Time, patience and making informed decisions are key to building a diverse portfolio.

Making sense of today’s market headwinds and building a diverse portfolio should be key priorities for all investors. Whether you have a lump sum to invest or want to invest regularly each month, it’s important to know your money is working hard for you.

Growing your wealth is not something that happens automatically. Whatever your long-term wealth priorities are, planning and successful investing of your wealth can help you get there.

Diversify and spread risk

Holding a number of structured products in a portfolio not only serves to spread risk, but it can also improve the shape of the potential outcomes. Portfolios should typically include the main asset classes needed to properly diversify and spread risk, as well as grow money in line with the investor’s attitude and risk tolerance.

The four classes of assets are generally considered to be: stocks and shares or equities, fixed income or bonds, money market or cash equivalents, and property or other tangible assets. Depending on your attitude to risk, your portfolio may include some or all of these asset types, as they have different levels of risk and move in different ways relative to one another. There are no good or bad asset allocations; you need to find the one that’s right for you based on your own situation and investment goals.

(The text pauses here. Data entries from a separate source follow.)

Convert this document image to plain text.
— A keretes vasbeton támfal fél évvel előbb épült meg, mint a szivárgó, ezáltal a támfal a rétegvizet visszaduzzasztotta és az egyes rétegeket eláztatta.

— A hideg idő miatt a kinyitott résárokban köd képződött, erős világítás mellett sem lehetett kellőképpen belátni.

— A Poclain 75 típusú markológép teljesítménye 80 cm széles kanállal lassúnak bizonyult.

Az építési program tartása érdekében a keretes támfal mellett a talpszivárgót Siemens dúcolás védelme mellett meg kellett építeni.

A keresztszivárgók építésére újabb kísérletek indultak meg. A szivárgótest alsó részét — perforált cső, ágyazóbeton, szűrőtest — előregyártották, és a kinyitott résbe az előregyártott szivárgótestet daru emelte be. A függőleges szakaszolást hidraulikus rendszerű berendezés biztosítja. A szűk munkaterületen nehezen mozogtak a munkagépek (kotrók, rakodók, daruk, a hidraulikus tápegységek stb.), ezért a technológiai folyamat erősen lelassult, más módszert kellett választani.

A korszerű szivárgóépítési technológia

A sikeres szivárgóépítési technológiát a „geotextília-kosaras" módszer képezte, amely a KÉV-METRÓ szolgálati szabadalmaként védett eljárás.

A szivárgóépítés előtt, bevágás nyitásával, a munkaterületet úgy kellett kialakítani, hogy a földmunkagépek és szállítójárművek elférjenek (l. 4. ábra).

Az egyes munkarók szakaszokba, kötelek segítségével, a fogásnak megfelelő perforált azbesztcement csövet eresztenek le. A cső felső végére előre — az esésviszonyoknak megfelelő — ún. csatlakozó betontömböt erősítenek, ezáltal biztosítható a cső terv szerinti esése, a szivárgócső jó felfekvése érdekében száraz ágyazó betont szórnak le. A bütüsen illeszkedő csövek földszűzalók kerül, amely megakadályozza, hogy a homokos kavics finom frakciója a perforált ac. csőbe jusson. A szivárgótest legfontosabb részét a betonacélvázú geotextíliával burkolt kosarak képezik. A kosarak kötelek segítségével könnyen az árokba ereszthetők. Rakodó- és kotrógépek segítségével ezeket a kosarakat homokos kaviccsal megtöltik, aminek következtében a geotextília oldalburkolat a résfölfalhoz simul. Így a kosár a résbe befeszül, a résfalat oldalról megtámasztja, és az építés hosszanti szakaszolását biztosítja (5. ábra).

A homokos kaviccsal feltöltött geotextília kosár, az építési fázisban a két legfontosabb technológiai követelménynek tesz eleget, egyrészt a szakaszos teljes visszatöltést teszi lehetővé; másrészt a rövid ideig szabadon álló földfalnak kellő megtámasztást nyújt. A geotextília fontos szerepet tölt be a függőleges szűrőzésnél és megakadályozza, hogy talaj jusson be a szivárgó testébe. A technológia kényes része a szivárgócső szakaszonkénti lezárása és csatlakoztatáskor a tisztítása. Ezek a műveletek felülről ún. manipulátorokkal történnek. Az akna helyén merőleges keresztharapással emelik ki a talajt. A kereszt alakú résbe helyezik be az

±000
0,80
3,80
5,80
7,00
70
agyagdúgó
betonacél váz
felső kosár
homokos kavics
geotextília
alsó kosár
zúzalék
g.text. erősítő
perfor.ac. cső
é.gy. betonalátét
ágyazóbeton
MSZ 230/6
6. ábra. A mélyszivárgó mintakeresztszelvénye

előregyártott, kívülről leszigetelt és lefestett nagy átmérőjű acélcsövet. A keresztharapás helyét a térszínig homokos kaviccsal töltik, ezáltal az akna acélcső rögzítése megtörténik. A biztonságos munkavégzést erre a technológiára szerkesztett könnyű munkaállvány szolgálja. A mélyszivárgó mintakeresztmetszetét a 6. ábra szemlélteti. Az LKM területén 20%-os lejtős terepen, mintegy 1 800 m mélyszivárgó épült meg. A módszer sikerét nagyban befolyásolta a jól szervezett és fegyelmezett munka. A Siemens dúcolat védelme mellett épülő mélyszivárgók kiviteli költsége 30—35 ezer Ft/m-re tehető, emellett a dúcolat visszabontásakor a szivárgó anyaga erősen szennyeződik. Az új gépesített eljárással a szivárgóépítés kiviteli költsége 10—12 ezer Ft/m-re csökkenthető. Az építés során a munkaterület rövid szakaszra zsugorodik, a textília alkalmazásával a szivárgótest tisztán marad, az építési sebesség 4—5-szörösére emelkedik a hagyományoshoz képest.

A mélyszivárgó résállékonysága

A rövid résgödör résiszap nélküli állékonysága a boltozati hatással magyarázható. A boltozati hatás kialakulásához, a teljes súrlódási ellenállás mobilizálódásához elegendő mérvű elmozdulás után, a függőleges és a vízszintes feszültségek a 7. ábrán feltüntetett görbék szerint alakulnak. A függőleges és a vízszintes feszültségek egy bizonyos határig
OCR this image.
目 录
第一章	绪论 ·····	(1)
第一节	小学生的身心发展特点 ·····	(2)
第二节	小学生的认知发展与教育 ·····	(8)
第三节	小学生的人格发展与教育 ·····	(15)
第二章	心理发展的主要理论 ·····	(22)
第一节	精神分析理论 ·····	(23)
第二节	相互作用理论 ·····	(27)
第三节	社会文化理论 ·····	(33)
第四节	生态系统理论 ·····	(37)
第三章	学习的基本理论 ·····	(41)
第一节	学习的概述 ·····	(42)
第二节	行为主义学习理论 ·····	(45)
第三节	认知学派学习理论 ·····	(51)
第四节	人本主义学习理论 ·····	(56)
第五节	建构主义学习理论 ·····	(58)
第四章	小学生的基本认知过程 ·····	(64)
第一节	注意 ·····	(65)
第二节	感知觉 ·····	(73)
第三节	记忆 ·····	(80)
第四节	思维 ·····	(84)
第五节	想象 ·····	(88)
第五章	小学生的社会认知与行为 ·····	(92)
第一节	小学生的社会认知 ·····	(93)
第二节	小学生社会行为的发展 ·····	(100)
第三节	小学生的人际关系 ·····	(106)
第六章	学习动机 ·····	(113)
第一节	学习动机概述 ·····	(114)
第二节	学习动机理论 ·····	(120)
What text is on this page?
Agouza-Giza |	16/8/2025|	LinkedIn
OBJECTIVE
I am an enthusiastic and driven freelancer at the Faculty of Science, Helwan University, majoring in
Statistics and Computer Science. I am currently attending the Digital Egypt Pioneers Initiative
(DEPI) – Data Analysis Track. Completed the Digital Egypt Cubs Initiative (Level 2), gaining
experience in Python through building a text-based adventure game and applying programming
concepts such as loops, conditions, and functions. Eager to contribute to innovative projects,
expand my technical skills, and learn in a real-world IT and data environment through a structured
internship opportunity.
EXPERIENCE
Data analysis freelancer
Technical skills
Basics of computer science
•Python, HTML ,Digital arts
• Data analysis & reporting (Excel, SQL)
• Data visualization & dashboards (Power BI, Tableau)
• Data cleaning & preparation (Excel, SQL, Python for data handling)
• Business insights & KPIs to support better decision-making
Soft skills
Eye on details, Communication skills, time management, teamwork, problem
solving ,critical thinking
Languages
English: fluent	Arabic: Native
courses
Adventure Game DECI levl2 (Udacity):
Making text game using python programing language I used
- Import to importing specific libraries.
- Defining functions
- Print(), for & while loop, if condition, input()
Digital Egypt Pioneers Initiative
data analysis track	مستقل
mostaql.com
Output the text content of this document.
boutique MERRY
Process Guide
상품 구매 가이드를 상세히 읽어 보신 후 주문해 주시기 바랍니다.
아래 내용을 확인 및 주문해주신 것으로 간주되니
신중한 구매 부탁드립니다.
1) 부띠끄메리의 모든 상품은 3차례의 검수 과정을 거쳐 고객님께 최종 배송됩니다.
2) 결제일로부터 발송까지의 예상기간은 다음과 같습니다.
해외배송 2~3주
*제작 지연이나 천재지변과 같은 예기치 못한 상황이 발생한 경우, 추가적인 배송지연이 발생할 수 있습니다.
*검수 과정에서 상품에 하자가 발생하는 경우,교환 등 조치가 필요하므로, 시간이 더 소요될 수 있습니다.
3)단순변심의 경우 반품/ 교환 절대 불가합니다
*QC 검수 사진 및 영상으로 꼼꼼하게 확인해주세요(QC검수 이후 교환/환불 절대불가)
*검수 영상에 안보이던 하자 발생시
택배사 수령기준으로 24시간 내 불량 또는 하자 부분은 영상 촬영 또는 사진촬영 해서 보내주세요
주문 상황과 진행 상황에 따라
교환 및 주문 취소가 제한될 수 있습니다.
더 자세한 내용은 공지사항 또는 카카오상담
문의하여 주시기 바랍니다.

Different geographical areas

Investors also need to consider holding funds invested in different geographical areas, to further spread risk and protect them from stock market corrections. But this exposes investors to foreign currency risk. This means that when sterling is weak, every pound invested will buy fewer foreign currency-denominated investments. However, if investors already have overseas investments, lower exchange rates can be beneficial, as this will boost values.

Basic diversified portfolio

One of the basic building blocks of a solid portfolio is investment diversification. Put simply, this means investors shouldn’t put all of their eggs in one basket. This is the basic principle behind asset allocation, which evolves spreading money across different asset classes and diversifying how to allocate money within each sector.

A basic diversified portfolio might include several investment categories such as stocks, bonds and cash. The allocation to each of these broad categories should be based upon the investor’s goals, their tolerance for investment risk, and the time horizon for needing to access their investments.

Impact on future returns

Investment fees are one of the most important differentiators that lead to the eventual outcome of an investor’s portfolio valuation. They can eat away at even the best-performing investments and have a real impact on investment returns.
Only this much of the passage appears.